REPUBLIKA.CO.ID, oleh Ali Mansur, Antara
Polda Metro Jaya menyebut kelompok Khilafatul Muslimin pimpinan Abdul Qadir Hasan Baraja berbahaya karena berupaya mengubah ideologi Pancasila. Di samping itu, Khilafatul Muslimin juga memiliki dana operasional yang cukup besar.
"Uang operasionalnya cukup besar. Ini pertanyaan besar yang harus kita jawab jadi proses penyelidikannya lanjut," ujar Dirkrimum Polda Metro Jaya Kombes Hengki Haryadi, saat menggelar konferensi pers di Polda Metro Jaya, Jakarta Selatan, Selasa (7/6/2022).
Hengki menegaskan, bahwa proses penyelidikan tidak hanya berhenti pada penangkapan pimpinan tertinggi kelompok Khilafatul Muslimin tersebut. Namun juga pada mencari sumber dana operasional ormas tersebut yang diduga besar.
"Ke depan kita masih akan kembangkan. Ini organisasi yang cukup besar. Belum lagi kita akan selidiki sumber dana dan sebagainya," terang Hengki.
Sementara itu, Kabid Humas Polda Metro Jaya Kombes Pol Endra Zulpan menyebut penangkapan dan penetapan tersangka Abdul Qadir Hasan Baraja tidak terfokus pada kasus konvoi pengendara yang menyiarkan khilafah. Namun lebih pada adanya kegiatan kelompok yang menganut mengembangkan, menyebarkan paham dan ajaran yang bertentangan dengan idelogi Pancasila.
“Tidak hanya terkait konvoi anggota Khilafatul Muslimin yang terjadi di Cawang, Jakarta Timur. Kelompok ini tawarkan Khilafah sebagai pengganti Pancasila. Hal ini bertentangan dengan UU Dasar 1945," kata Zulpan.
Penangkapan Abdul Qadir Hasan Baraja di Lampung dipimpin langsung oleh Dirkrimum Polda Metro Jaya Kombes Hengki Haryadi serta tim gabungan.
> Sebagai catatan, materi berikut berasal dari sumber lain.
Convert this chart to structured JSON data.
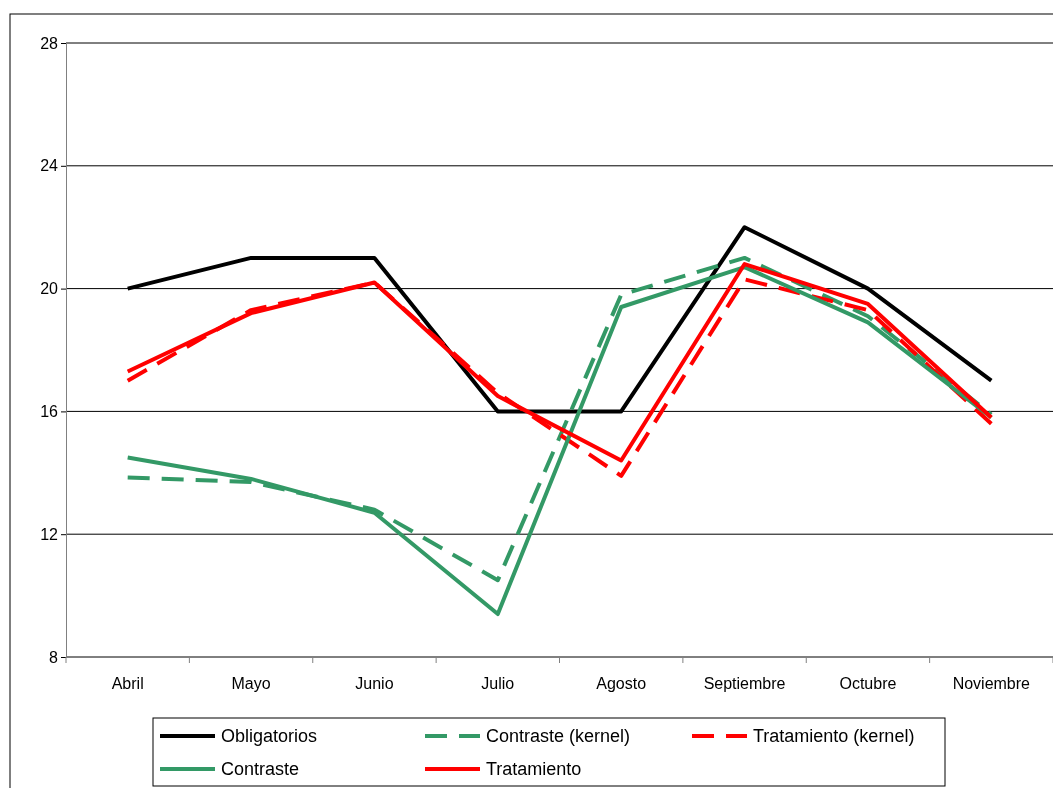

Disebutnya, tim gabungan itu terdiri dari Kasubdit Resmob Ditreskrimum Polda Metro Jaya AKBP Handik Zusen, Kasubdit Jatanras Ditreskrimum Polda Metro Jaya AKBP Awalaudin Amin.
Setelah ditangkap, Abdul Qadir Hasan Baraja langsung diterbangkan ke Jakarta dan ditahan di Mapolda Metro Jaya. Ia dijerat dengan Pasal 59 Ayat 4 Juncto Pasal 82 Ayat 2 Undang-Undang Nomor 16 Tahun 2017 tentang Organisasi Masyarakat (Ormas). Kemudian juga disangkakan dengan Pasal 14 Ayat 1 dan 2, dan atau Pasal 15 Undang-Undang Nomor 1 Tahun 1946 tentang Peraturan Hukum Pidana.
"Di mana ancaman yang dikenakan terhadap tersangka minimal 5 tahun, maksimal 20 tahun. Langsung ditahan," kata Zulpan.